Personal information
- Nationality: British
- Born: 3 March 1991 (age 35)
- Height: 1.82 m (6 ft 0 in)
- Weight: 73 kg (161 lb)

Sport
- Country: Great Britain
- Sport: Modern pentathlon

Achievements and titles
- World finals: , 2018 Individual
- Regional finals: , 2019 Individual . 2019 Team

Medal record
Men's modern pentathlon
Representing Great Britain
World Championships
| Gold medal – first place | 2018 Mexico City | Individual |
| Silver medal – second place | 2018 Mexico City | Team |
European Championships
| Gold medal – first place | 2019 Bath | Individual |
| Gold medal – first place | 2019 Bath | Team |
| Bronze medal – third place | 2013 Drzonków | Team |

= James Cooke (pentathlete) =

British modern pentathlete

James Cooke (born 3 March 1991) is a British modern pentathlete. Cooke is both the 2018 World and 2019 European champion in the individual event, and the 2019 European Champion in the Team event with Tom Toolis and Joe Choong.
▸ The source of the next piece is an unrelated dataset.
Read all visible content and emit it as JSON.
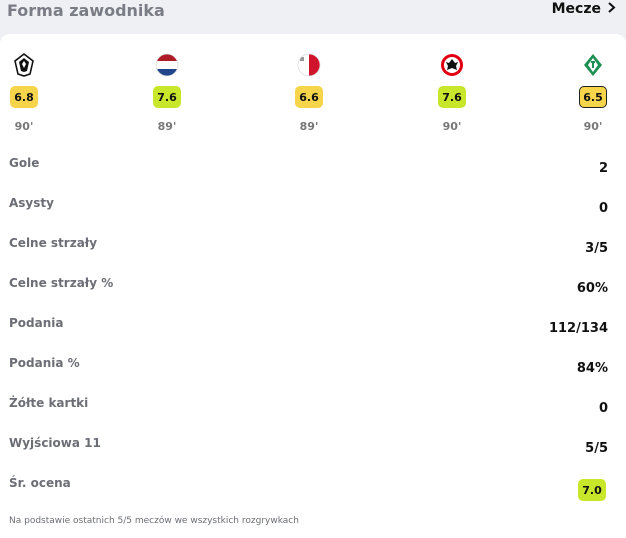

In 2022 Cooke announced about his retirement as pentathlete and new career as the head coach for Greek modern pentathlon national team.

==Career==
Cooke competed at the 2016 Summer Olympics in Rio de Janeiro, in the men's event, where he finished 14th.

At the 2018 World Modern Pentathlon Championships held in Mexico City, Cooke overtook Valentin Prades who had celebrated too early to finish in first place. He also won a team silver together with Joe Choong and Myles Pillage.

In 2019, at the European Championships held in Bath, Somerset, Cooke won a gold in the individual event. He also won a team gold with Choong and Tom Toolis.

In 2021, Cooke competed at the delayed 2020 Summer Olympics in Tokyo, Japan in the Men's event. He finished 9th in the event won by his teammate Joe Choong.